Hi everyone! This is my new blog about web development and ASP.NET.
So, here's a bit of background about me - I'm a first-year graduate student studying Human-Computer Interaction. I am currently finishing up a project which involves implementing a web interface in ASP.NET 2.0. This has been my first real project in ASP.NET (outside of a school project which doesn't really count), as all my previous projects (including 3 years of work at a PHP web development firm) have been in PHP and Perl. I found ASP.NET difficult to learn, and I often had to resort to random Google searches to figure out why it wasn't working the way I expected it to. It often took a lot of reading of conceptual stuff and some code examples before I figured out what was really going on.

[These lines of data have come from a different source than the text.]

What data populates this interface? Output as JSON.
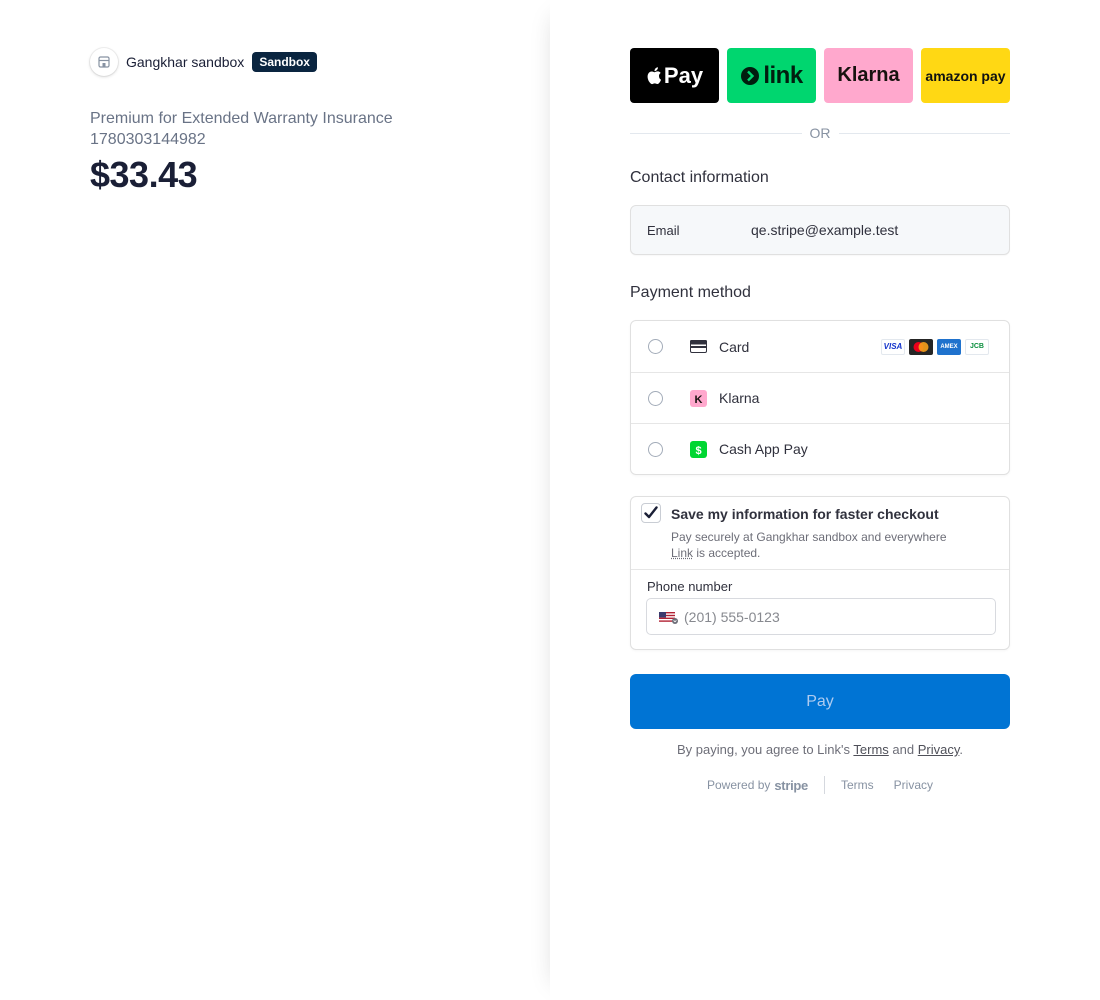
{
  "merchant": {
    "name": "Gangkhar sandbox",
    "badge": "Sandbox"
  },
  "summary": {
    "product_name": "Premium for Extended Warranty Insurance 1780303144982",
    "amount": "$33.43"
  },
  "wallets": {
    "apple_pay": "Pay",
    "link": "link",
    "klarna": "Klarna",
    "amazon_pay": "amazon pay"
  },
  "divider": "OR",
  "contact": {
    "title": "Contact information",
    "email_label": "Email",
    "email_value": "qe.stripe@example.test"
  },
  "payment_method": {
    "title": "Payment method",
    "options": [
      {
        "label": "Card",
        "icon": "credit-card-icon"
      },
      {
        "label": "Klarna",
        "icon": "klarna-icon"
      },
      {
        "label": "Cash App Pay",
        "icon": "cash-app-icon"
      }
    ],
    "card_brands": [
      "VISA",
      "Mastercard",
      "AMEX",
      "JCB"
    ]
  },
  "link_save": {
    "title": "Save my information for faster checkout",
    "desc_before": "Pay securely at Gangkhar sandbox and everywhere",
    "desc_link": "Link",
    "desc_after": " is accepted.",
    "checked": true,
    "phone_label": "Phone number",
    "phone_placeholder": "(201) 555-0123"
  },
  "pay": {
    "label": "Pay",
    "agree_prefix": "By paying, you agree to Link's ",
    "agree_terms": "Terms",
    "agree_and": " and ",
    "agree_privacy": "Privacy",
    "agree_suffix": "."
  },
  "footer": {
    "powered_by": "Powered by",
    "stripe": "stripe",
    "terms": "Terms",
    "privacy": "Privacy"
  },
  "colors": {
    "pay_button": "#0074d4",
    "link_green": "#00d66f",
    "klarna_pink": "#ffa8cd",
    "amazon_yellow": "#ffd814",
    "badge": "#0a2540"
  }
}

So basically, with this blog I'm looking to create the type of resource that I really would've liked to have while I was working on this, in the hopes that some budding ASP.NET programmer out there on the Internet can find it and get answers to their problems.
Before I get started with ASP.NET, I thought I'd offer some initial thoughts with it. In my mind, the principal problem with ASP.NET is that it is fundamentally a mixed metaphor. The .NET framework is clearly intended to make web development "just like" working on a desktop application, but it doesn't work completely. The most notorious instance of this is that sometimes, depending on what you do with your controls, it will lose the data in your fields. This is because web applications, by their very nature, are built on HTTP which is stateless and therefore doesn't really remember what you did in the previous page. (As a side note, I think Adobe Flex, from what I've seen of it so far, does a much better job in supplying this kind of platform for web applications, but then of course Flex requires Flash in order to run.)
Secondly, ASP.NET is simply too big and too complex to learn it all by yourself. There are too many classes, too many properties, too many models, etc. In fact, I'd be surprised if anyone (including Microsoft employees!) has a complete understanding of everything in ASP.NET. The sheer complexity makes it very difficult for people who learn best by poking around (such as myself, and I'd imagine a lot of other programmers) to pick it up. (But hey, it means that Microsoft gets to sell a lot of books and courses and tutorials and make a lot of money!) Finally, ASP.NET is hardly the fastest language / framework out there, as I will get into later.
I'm not going to totally bash ASP.NET. I think the code-behind model is a fantastic idea and is pretty well implemented. In particular, being able to create user controls, each with its own self-contained codebase and properties, was a great help in my development process, and something that I have not seen in any other language I know about. I've also been spoiled by Visual Studio, which is amazingly smart for an IDE (and given the nature of programming and IDEs in general, that's saying quite a bit). I think it's even better than Eclipse.
So that's my intro pretty much. Feel free to comment!